Through the use of 1080 poison, it was possible to kill more than 90% of possums in a local area within two days, but possums from unaffected areas quickly moved in and replaced those that had died.

"It's just a temporary solution; it's not long term," Miss Kafka said.

More development work would have to be done before the particular contraception approach she had studied could be widely used.

"It's looking very promising, but we're not there yet.

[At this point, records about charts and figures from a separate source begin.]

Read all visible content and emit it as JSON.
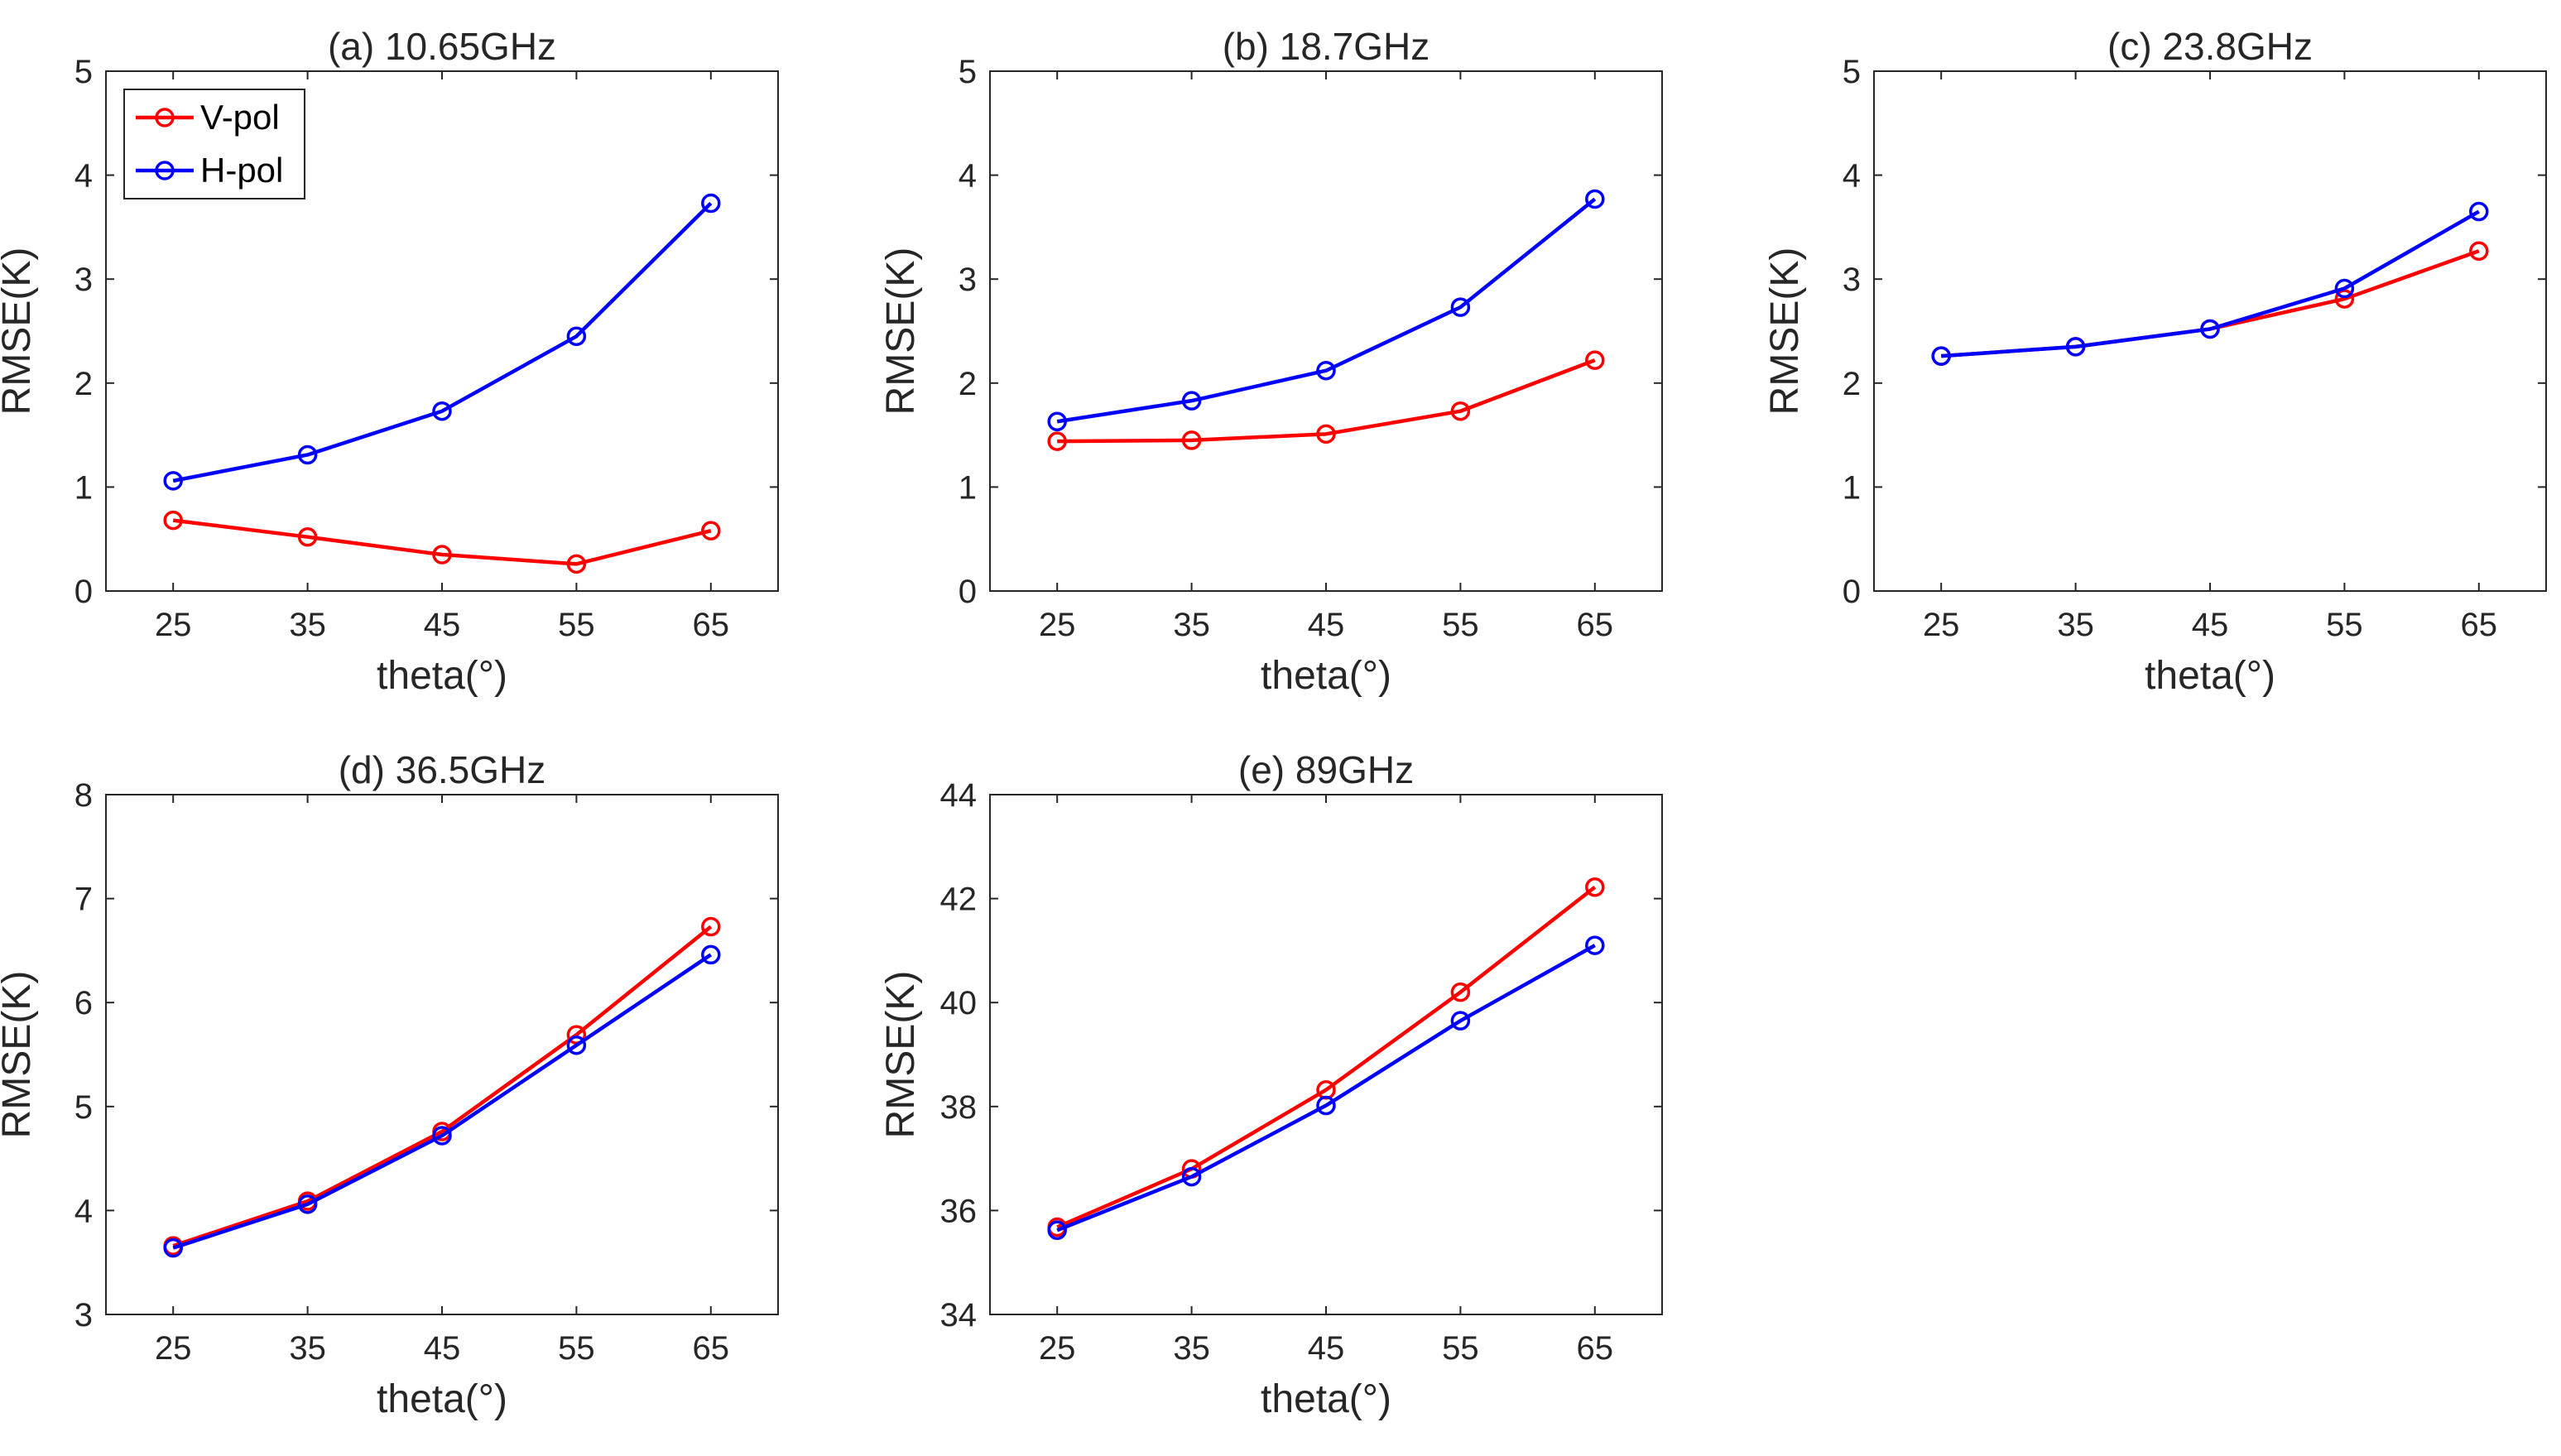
{
  "chart_data": [
    {
      "type": "line",
      "title": "(a) 10.65GHz",
      "xlabel": "theta(°)",
      "ylabel": "RMSE(K)",
      "x": [
        25,
        35,
        45,
        55,
        65
      ],
      "xticks": [
        25,
        35,
        45,
        55,
        65
      ],
      "xlim": [
        20,
        70
      ],
      "ylim": [
        0,
        5
      ],
      "yticks": [
        0,
        1,
        2,
        3,
        4,
        5
      ],
      "grid": false,
      "legend": {
        "placement": "top-left",
        "entries": [
          "V-pol",
          "H-pol"
        ]
      },
      "series": [
        {
          "name": "V-pol",
          "color": "#ff0000",
          "marker": "circle",
          "values": [
            0.68,
            0.52,
            0.35,
            0.26,
            0.58
          ]
        },
        {
          "name": "H-pol",
          "color": "#0000ff",
          "marker": "circle",
          "values": [
            1.06,
            1.31,
            1.73,
            2.45,
            3.73
          ]
        }
      ]
    },
    {
      "type": "line",
      "title": "(b) 18.7GHz",
      "xlabel": "theta(°)",
      "ylabel": "RMSE(K)",
      "x": [
        25,
        35,
        45,
        55,
        65
      ],
      "xticks": [
        25,
        35,
        45,
        55,
        65
      ],
      "xlim": [
        20,
        70
      ],
      "ylim": [
        0,
        5
      ],
      "yticks": [
        0,
        1,
        2,
        3,
        4,
        5
      ],
      "grid": false,
      "series": [
        {
          "color": "#ff0000",
          "marker": "circle",
          "values": [
            1.44,
            1.45,
            1.51,
            1.73,
            2.22
          ]
        },
        {
          "color": "#0000ff",
          "marker": "circle",
          "values": [
            1.63,
            1.83,
            2.12,
            2.73,
            3.77
          ]
        }
      ]
    },
    {
      "type": "line",
      "title": "(c) 23.8GHz",
      "xlabel": "theta(°)",
      "ylabel": "RMSE(K)",
      "x": [
        25,
        35,
        45,
        55,
        65
      ],
      "xticks": [
        25,
        35,
        45,
        55,
        65
      ],
      "xlim": [
        20,
        70
      ],
      "ylim": [
        0,
        5
      ],
      "yticks": [
        0,
        1,
        2,
        3,
        4,
        5
      ],
      "grid": false,
      "series": [
        {
          "color": "#ff0000",
          "marker": "circle",
          "values": [
            2.26,
            2.35,
            2.52,
            2.81,
            3.27
          ]
        },
        {
          "color": "#0000ff",
          "marker": "circle",
          "values": [
            2.26,
            2.35,
            2.52,
            2.91,
            3.65
          ]
        }
      ]
    },
    {
      "type": "line",
      "title": "(d) 36.5GHz",
      "xlabel": "theta(°)",
      "ylabel": "RMSE(K)",
      "x": [
        25,
        35,
        45,
        55,
        65
      ],
      "xticks": [
        25,
        35,
        45,
        55,
        65
      ],
      "xlim": [
        20,
        70
      ],
      "ylim": [
        3,
        8
      ],
      "yticks": [
        3,
        4,
        5,
        6,
        7,
        8
      ],
      "grid": false,
      "series": [
        {
          "color": "#ff0000",
          "marker": "circle",
          "values": [
            3.66,
            4.09,
            4.76,
            5.69,
            6.73
          ]
        },
        {
          "color": "#0000ff",
          "marker": "circle",
          "values": [
            3.64,
            4.06,
            4.72,
            5.59,
            6.46
          ]
        }
      ]
    },
    {
      "type": "line",
      "title": "(e) 89GHz",
      "xlabel": "theta(°)",
      "ylabel": "RMSE(K)",
      "x": [
        25,
        35,
        45,
        55,
        65
      ],
      "xticks": [
        25,
        35,
        45,
        55,
        65
      ],
      "xlim": [
        20,
        70
      ],
      "ylim": [
        34,
        44
      ],
      "yticks": [
        34,
        36,
        38,
        40,
        42,
        44
      ],
      "grid": false,
      "series": [
        {
          "color": "#ff0000",
          "marker": "circle",
          "values": [
            35.68,
            36.8,
            38.32,
            40.2,
            42.22
          ]
        },
        {
          "color": "#0000ff",
          "marker": "circle",
          "values": [
            35.62,
            36.65,
            38.02,
            39.65,
            41.1
          ]
        }
      ]
    }
  ]
}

I've provided a good platform [for further work]."

Some biocontrol strategies involve sterilising animal pests rather than killing them.

Her research shows that a chemical steriliser, such as gonadotropin-releasing hormone, can be administered orally in microscopic polymer-coated droplets, created through nanotechnology.

Previous experiments had shown that such sterilising hormones were effective in possums when injected, but it was necessary to administer the contraceptive by mouth in order to use it in the wild, she said.

Her research had shown for the first time that contraceptive peptide hormones could be successfully administered orally, when protected by a polymer coating against being destroyed by gastrointestinal fluids in the possum's gut.

Contraception, involving both male and female possums, was potentially a more sustainable way of reducing the pest population, by gradually reducing numbers.

In future, a toxin could be added to the peptides to permanently sterilise possums with a single dose, she said.

Her supervisors were Prof Thomas Rades and Dr Arlene McDowell, of the university's pharmacy school.

Dr McDowell said Miss Kafka's work involved a significant advance and suggested that contraceptives were "a sensible way to go".